The Division contends it has two legitimate interests that support its rule. First, the Division contends it has an interest in providing finality to injured employees, employers, and their insurers. The Division argues that those parties have a legitimate expectation that when they reach a settlement or when their cases are finally adjudicated by a Division ALJ, no third party can enter into the proceedings and attempt to have their liabilities adjusted. The Division contends that its rule provides a procedure that balances this interest in finality with the interest of health care providers in having their medical fee dispute applications heard. Second, the Division contends it has a legitimate interest in not imposing an administrative burden on itself, which the Division contends would occur if it were required to open a new file to consider a health care provider's medical fee dispute applications following the closing of the underlying workers' compensation case.
We find that neither of these interests justify the regulations providing that the Division loses jurisdiction over medical fee disputes when the workers' compensation case is closed. While the Division's interest in providing finality to injured employees, employers, and their insurers is legitimate, it may not advance this interest at the expense of the health care providers' right to have their day in court. Contrary to the Division's contention, a health care provider's filing of a medical fee dispute application after the underlying workers' compensation case is closed is not an attempt to have the parties' previously determined liabilities adjusted. Rather, it is an attempt by a health care provider to recover its fees from the employer or insurer. In fact, section 287.140.4 specifically provides that an employee is not a party to a medical fee dispute under that section, and that the employee's recovery may not in any way be jeopardized because of such a dispute.
We find that rather than striking a balance between the interest in finality and the health care providers' interests, as it claims to be doing, the Division has impermissibly foreclosed the health care providers' due process rights in the interest of ensuring finality. The Due Process Clause requires that "a person facing a deprivation of property receive notice and an opportunity for hearing appropriate to the nature of the case." Belton v. Bd. of Police Comm'rs of Kansas City, 708 S.W.2d 131, 137 (Mo. banc 1986).

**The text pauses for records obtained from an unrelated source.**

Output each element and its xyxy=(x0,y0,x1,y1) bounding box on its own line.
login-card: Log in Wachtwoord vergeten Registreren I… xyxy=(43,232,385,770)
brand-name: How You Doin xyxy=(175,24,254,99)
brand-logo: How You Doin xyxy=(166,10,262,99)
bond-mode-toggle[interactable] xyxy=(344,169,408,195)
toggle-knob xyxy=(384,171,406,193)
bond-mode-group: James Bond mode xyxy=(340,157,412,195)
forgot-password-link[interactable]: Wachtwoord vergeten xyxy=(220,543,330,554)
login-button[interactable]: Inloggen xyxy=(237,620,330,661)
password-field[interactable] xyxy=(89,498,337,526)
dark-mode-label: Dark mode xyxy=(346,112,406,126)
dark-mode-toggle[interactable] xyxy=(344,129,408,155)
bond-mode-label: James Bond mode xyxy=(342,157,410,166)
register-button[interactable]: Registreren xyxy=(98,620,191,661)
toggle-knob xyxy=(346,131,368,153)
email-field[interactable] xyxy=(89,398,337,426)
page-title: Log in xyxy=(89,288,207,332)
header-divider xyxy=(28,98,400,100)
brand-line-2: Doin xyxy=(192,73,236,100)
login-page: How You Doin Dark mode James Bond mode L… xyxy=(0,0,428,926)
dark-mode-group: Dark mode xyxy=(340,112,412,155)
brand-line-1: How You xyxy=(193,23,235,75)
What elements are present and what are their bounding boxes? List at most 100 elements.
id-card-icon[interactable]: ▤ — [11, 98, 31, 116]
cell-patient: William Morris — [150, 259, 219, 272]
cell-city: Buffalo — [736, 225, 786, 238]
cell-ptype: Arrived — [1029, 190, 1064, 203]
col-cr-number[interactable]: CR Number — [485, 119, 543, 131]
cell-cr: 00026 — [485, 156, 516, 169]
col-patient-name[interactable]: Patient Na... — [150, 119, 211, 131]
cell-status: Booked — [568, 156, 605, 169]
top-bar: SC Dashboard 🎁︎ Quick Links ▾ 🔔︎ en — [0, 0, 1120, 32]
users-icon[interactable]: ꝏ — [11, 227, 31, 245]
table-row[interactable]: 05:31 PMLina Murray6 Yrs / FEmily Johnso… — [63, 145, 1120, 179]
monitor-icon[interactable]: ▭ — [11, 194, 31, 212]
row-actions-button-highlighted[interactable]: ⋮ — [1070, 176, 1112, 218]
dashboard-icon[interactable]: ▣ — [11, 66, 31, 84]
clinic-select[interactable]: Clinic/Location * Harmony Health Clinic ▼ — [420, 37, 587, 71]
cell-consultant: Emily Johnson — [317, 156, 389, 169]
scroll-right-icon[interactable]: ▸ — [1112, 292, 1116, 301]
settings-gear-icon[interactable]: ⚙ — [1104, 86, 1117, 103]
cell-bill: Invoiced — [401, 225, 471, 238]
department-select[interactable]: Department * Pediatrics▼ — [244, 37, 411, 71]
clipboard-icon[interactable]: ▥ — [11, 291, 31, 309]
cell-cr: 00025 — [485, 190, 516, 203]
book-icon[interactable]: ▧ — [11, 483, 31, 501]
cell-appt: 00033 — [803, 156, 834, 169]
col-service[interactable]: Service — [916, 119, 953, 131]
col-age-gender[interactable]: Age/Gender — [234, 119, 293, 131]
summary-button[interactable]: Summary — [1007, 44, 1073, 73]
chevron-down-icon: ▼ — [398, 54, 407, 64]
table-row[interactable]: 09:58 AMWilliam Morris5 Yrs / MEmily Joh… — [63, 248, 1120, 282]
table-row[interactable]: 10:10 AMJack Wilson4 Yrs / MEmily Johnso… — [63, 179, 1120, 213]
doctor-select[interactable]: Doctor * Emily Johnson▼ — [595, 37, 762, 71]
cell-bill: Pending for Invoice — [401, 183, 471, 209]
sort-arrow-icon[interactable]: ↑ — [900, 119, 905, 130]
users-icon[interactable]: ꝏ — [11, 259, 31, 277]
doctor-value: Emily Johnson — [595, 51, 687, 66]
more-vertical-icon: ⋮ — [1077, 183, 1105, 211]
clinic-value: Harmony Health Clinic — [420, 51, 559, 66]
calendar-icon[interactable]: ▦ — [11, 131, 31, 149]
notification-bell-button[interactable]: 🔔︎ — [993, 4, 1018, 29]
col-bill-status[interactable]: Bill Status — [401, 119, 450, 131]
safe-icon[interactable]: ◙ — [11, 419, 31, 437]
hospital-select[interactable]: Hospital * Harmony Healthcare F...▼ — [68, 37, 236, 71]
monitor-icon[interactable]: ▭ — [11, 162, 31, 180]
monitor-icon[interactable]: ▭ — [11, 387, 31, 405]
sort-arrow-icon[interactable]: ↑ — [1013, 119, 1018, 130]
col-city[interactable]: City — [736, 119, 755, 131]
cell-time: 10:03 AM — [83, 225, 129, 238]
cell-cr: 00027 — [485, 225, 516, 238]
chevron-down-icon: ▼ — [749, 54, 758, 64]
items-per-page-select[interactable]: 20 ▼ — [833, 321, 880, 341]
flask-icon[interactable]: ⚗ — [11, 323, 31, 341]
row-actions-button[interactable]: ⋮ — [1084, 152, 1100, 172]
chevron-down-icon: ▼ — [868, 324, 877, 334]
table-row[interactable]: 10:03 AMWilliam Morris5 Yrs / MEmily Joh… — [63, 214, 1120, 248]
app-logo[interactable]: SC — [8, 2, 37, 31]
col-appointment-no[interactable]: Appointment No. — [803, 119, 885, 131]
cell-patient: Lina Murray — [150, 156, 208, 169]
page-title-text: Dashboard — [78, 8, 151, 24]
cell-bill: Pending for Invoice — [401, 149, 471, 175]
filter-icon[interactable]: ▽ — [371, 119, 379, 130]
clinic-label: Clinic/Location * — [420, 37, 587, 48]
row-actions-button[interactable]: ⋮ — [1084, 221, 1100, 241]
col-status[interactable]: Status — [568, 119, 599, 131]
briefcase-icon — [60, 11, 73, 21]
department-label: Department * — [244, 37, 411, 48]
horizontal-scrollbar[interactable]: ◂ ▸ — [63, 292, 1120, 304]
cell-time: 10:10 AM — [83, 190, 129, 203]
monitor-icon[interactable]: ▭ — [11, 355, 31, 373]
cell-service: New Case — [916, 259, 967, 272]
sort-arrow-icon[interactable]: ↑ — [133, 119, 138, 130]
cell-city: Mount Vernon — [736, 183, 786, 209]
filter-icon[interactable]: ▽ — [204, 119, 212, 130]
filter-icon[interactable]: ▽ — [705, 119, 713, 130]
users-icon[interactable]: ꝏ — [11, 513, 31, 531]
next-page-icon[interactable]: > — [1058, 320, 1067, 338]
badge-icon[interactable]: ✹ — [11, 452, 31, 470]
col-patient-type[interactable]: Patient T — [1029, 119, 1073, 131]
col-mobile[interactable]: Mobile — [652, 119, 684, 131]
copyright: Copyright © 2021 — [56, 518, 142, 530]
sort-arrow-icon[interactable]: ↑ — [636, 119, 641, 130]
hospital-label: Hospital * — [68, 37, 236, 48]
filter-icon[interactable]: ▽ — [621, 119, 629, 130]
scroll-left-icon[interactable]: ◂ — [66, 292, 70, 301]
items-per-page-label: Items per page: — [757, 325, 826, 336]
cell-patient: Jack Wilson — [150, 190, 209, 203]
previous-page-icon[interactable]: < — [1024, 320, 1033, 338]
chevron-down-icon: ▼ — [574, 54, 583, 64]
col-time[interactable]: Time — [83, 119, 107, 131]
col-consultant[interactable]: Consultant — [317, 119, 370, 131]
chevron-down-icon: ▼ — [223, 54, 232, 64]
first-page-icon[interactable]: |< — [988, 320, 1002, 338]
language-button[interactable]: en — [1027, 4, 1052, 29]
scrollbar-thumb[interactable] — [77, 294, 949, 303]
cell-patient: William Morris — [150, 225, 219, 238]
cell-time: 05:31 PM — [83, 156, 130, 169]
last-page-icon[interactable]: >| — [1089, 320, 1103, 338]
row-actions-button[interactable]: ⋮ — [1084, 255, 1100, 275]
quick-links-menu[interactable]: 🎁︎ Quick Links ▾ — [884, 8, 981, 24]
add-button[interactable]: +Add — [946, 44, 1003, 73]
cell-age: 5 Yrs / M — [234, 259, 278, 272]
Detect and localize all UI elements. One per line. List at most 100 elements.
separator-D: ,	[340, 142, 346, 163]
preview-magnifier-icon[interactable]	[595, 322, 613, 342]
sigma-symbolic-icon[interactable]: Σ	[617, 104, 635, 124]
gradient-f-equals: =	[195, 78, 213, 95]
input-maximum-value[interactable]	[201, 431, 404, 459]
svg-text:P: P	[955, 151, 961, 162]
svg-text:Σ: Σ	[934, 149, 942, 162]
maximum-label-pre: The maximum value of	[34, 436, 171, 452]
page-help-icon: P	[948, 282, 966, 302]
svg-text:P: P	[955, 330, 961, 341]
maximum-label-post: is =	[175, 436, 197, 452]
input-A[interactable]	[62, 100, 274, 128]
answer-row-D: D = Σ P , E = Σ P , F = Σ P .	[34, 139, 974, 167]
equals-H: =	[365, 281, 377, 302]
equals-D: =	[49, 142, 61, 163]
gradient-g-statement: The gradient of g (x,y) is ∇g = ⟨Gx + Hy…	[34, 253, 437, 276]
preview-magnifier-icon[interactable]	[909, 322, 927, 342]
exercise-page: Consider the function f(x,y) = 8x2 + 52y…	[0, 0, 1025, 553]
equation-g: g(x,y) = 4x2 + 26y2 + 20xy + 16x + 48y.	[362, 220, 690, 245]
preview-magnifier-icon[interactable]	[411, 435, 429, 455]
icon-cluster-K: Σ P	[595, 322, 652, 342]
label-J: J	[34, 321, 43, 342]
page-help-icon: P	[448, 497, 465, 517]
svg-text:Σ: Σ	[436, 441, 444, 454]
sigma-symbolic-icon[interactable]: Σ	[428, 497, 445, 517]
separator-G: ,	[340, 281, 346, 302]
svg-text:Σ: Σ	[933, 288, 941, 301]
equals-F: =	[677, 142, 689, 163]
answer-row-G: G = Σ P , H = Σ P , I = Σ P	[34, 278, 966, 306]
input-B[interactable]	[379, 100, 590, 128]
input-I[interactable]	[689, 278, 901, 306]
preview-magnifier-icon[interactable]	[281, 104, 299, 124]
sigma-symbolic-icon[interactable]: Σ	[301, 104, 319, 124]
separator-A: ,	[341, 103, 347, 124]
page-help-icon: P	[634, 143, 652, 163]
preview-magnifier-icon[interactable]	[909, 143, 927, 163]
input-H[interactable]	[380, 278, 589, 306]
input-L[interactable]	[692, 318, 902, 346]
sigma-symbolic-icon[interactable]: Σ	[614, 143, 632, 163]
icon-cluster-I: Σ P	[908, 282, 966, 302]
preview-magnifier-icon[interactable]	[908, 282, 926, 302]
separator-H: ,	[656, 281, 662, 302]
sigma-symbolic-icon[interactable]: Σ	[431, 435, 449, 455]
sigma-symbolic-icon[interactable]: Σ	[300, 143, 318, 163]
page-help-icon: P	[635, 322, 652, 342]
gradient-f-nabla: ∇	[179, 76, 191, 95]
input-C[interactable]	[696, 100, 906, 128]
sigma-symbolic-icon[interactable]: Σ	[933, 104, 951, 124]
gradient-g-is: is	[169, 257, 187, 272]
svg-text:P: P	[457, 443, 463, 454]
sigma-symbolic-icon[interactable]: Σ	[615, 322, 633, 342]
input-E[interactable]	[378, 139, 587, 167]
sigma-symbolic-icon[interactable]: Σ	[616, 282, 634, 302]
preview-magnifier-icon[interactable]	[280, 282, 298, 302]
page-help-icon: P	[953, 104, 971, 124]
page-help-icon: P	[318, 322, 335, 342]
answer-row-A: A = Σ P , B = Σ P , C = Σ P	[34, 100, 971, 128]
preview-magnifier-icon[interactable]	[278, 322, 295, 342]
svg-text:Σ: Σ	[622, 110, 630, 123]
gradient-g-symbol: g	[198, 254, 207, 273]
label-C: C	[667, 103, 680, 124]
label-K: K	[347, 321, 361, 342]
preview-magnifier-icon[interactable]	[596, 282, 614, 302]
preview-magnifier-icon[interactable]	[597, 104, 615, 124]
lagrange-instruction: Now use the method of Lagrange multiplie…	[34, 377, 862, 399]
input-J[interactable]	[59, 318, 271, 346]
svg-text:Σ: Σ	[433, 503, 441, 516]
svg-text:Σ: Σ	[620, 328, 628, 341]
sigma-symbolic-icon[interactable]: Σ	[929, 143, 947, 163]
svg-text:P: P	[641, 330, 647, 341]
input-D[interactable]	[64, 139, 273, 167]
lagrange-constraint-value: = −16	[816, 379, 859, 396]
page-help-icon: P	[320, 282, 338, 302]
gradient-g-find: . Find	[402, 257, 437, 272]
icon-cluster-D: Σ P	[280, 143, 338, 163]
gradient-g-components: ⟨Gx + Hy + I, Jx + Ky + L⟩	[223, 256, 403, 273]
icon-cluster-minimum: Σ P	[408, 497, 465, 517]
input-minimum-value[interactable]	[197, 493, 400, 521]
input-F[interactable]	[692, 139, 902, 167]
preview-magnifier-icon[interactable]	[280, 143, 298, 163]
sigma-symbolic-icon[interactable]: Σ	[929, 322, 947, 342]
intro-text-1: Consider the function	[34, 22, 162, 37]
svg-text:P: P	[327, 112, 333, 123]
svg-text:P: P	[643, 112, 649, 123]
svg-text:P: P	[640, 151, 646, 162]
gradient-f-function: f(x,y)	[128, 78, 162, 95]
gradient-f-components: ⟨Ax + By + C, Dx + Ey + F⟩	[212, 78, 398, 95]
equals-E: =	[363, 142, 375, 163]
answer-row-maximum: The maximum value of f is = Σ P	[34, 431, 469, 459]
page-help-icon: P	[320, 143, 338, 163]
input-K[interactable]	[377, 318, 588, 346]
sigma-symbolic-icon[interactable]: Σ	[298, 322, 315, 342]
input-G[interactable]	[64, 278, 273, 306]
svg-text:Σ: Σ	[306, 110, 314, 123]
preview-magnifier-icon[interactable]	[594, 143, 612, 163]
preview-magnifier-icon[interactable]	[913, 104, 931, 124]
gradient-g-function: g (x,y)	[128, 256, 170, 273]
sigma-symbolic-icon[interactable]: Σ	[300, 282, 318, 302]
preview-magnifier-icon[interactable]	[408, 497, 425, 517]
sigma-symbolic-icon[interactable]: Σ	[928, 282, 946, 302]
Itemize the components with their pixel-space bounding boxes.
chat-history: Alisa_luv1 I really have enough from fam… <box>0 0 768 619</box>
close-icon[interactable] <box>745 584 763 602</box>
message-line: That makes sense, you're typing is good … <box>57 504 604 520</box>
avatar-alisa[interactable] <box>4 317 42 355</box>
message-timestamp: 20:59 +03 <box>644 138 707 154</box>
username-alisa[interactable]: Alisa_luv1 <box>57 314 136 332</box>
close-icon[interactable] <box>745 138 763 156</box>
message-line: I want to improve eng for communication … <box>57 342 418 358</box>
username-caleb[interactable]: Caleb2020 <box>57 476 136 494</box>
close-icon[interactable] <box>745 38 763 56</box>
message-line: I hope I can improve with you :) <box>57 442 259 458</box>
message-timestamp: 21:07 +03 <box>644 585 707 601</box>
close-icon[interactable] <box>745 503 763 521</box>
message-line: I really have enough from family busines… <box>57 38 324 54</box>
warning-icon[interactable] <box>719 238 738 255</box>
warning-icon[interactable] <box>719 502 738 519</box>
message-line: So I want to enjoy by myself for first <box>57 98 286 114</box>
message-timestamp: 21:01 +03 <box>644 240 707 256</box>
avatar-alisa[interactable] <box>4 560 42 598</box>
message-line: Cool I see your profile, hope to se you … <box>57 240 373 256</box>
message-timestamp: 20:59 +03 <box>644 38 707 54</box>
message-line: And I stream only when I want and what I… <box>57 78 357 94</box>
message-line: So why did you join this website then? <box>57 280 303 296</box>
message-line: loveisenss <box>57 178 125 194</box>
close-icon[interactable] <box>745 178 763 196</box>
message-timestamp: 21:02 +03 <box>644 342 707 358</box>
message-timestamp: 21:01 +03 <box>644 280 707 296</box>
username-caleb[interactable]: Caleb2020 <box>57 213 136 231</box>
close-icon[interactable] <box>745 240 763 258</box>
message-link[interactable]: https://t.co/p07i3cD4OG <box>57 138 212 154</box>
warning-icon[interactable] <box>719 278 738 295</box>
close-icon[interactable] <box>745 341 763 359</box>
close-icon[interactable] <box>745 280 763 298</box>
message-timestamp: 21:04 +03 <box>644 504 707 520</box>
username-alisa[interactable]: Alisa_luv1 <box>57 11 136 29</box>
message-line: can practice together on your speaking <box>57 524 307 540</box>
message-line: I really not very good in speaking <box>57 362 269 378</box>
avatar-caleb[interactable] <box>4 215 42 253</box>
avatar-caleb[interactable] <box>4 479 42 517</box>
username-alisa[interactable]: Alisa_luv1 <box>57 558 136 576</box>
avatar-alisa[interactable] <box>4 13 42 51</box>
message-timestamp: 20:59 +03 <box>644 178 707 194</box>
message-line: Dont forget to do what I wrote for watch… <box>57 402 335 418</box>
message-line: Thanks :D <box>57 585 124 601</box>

A health care provider does not receive notice or opportunity for hearing before the deprivation of property in this case.
Moreover, we find that the administrative "burden" the Division would incur by having to open a new file is minor compared to the effect of this statutory scheme on health care providers, whose property (accounts receivable) may be taken without benefit of legal process.
Conclusion
We hold that the Division has a statutory duty to permit the filing of the medical fee dispute applications at issue in this case under section 287.140.4. The Division may not reject the applications, without a hearing, on the grounds that the statute of limitations has run or that the underlying workers' compensation case has settled, dismissed, or otherwise been administratively closed.
The judgment of the trial court is affirmed.
BRECKENRIDGE, P.J., and HOLLIGER, J., concur.